|Topic:||A New Framework for Data Locality Optimization|
|Date:||Thursday, September 27, 2001|
|Place:||Gould-Simpson, Room 701|
With the growing processor-memory performance gap, understanding and optimizing a program's reference locality, and consequently, its cache performance, is becoming increasingly important. Unfortunately, traditional optimization frameworks rely heavily on static analysis and are ill suited to such cache-level memory system optimizations, which primarily use program profiles. This problem is compounded by the lack of a suitable representation of a program's dynamic data reference behavior. Consequently, current data layout techniques use profile information in a fairly ad hoc manner to guide data placement decisions.

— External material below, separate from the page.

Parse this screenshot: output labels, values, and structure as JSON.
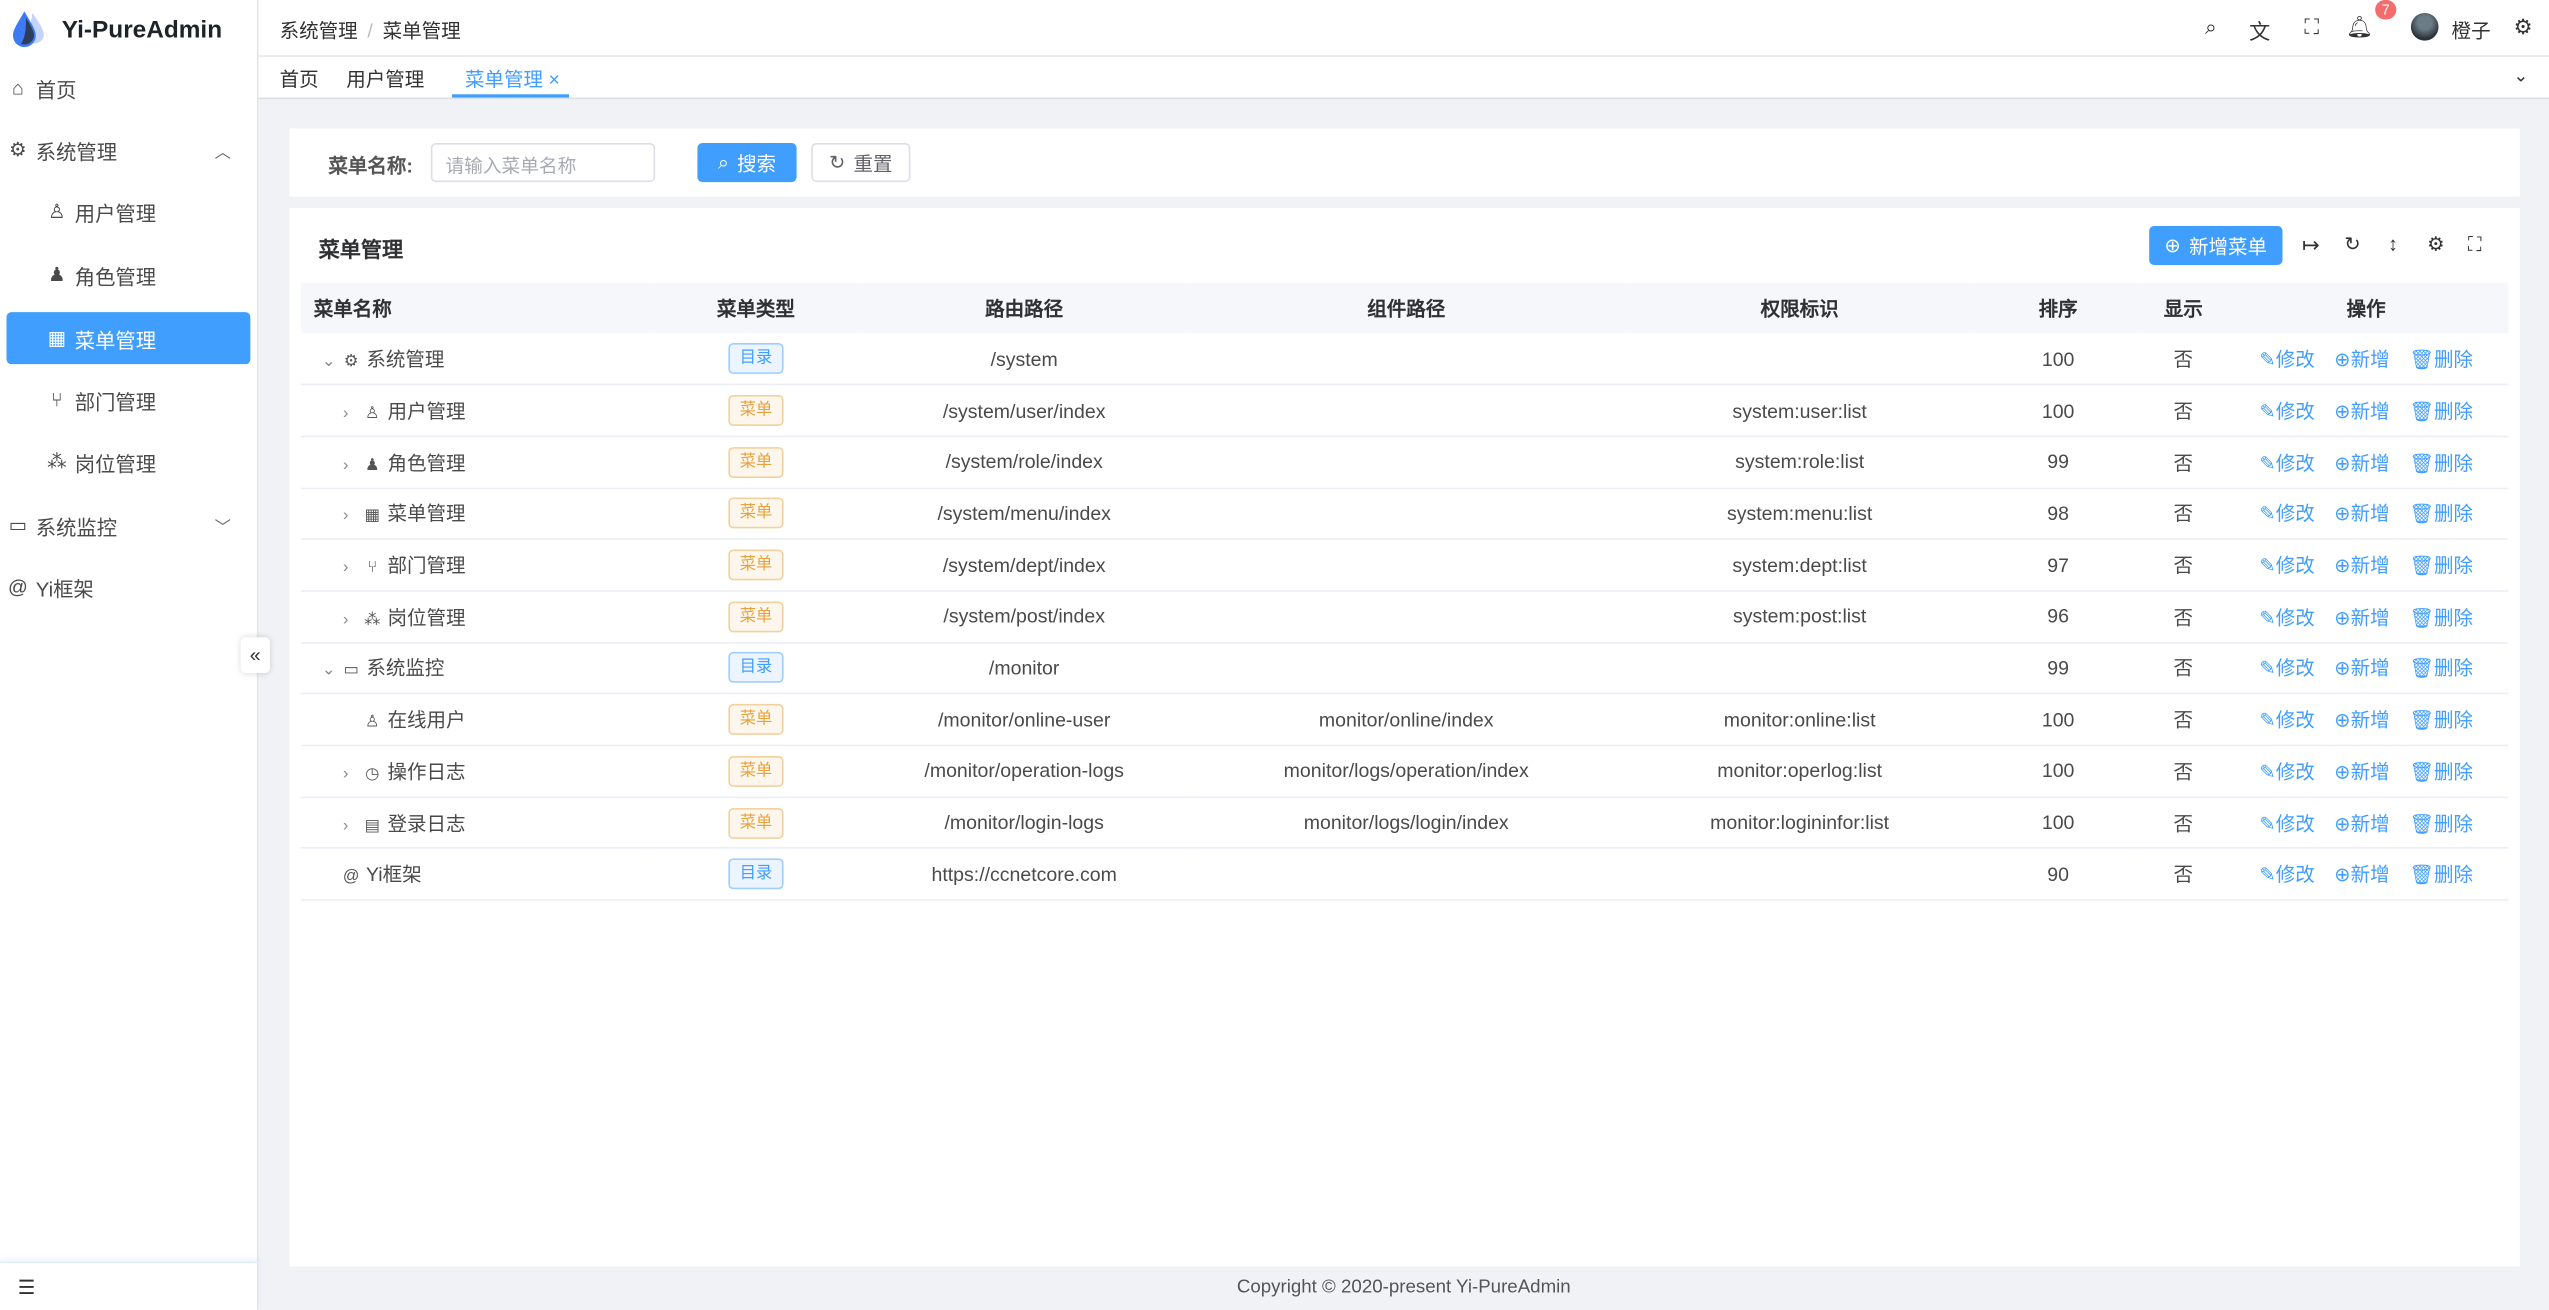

We address these issues by proposing a quantitative basis for understanding and optimizing reference locality, and by describing efficient data reference representations and an exploitable locality abstraction that support this framework. Our data reference representations (Whole Program Streams and Stream Flow Graphs) are compact--two to four orders of magnitude smaller than the programs data reference trace--and permit efficient analysis--on the order of seconds to a few minutes--even for complex applications. Next, we describe a data layout optimization framework that uses our Whole Program Stream representation to replace the current profile-directed approach with an iterative profile-analysis approach, which prototypes and evaluates a transformation before it commits to it. Our framework unifies and strengthens current data layout optimizations and also enables a new style of optimization. The salient feature of our framework is that it relies neither on static analysis, nor uses the profile for merely assisting in tuning a single, hard-coded transformation, as is common in traditional profile-directed optimizations. Instead, the framework uses profile information to explore a broad space of possible optimizations, synthesizing a good one.